I Am Trying To Sort This Concept Out…

… into a novel.

I have a lot of ideas floating around but they don’t seem to congeal into anything resembling coherence.

I have tried the “just start keying and the Ouija will take over” approach, but the Ouja has been absent so far.

But here is what I have managed to lay down as – I guess – the concept.

The Awakening

I just was there.

The murmur of voices lay low, below the level at which I could distinguish words.

There may not have been words.

The sounds may not have been voices.

But years later, when this event became crucial, my best memory has been that they were voices.

The smell of wood smoke acridly dominated the first moment of my being there.

The source of the smoke was at my feet.

My feet were on the periphery of what one would have described as a circle: there were many other pairs of feet surrounding the source of the smoke.

The source was a fire.

It wasn’t big; it wasn’t small; it just was.

That in itself is odd, since fires, like all things finite, have size shape and dimension.

This one did not.

This one shimmered smokily at the feet which surrounded it.

And the feet came and went.

Sometimes there were more; sometimes there were less.

The fire waxed and waned to accommodate the number of feet: the more the feet the bigger the fire.

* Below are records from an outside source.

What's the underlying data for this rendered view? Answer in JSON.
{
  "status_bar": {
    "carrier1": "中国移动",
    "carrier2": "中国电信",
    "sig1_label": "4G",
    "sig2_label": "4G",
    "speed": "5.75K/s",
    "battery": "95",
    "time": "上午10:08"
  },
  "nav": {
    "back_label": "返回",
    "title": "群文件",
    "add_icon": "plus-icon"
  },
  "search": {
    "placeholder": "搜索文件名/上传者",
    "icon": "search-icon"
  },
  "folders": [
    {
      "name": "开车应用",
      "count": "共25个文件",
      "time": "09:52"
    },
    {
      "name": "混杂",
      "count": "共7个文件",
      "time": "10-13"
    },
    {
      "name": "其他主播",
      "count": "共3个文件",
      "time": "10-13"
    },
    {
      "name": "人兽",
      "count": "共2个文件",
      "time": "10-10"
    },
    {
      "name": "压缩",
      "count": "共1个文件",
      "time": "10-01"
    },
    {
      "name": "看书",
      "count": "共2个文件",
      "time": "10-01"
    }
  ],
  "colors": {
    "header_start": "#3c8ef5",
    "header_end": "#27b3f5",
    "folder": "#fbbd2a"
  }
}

The converse was also true.

What the people, or creatures, to which those feet belonged were not revealed.

The flickering light of the ever changing fire did not extend upwards beyond what would have been described as the waists of the figures surrounding it, if those figures had been identified positively as humans.

In some cases there were more than two feet.

The First Speaker

The feet were four.

Or as best as I could see them that is what they were.

So I immediately knew, or immediately concluded, that the speaker was not one of “us”.

But the feet and the fire and the fluidity of the occasion had already made “us” and “them” meaningless words.

I made note of that.

That might be important I thought.

And then the feet had a voice.

But it was not a voice in the air; it was a voice in my head.

“We are as smart as we need to be.

We are as smart as we are able to be.

And that – how smart we are – is at least as good as you.”

In my head there rose a rumble of sound that, if it had been in the air, and if my ears had been hearing it, rather than my – whatever it is that doesn’t hear, but senses, feels, knows – had been its source, I would have said it was a sound of general approval.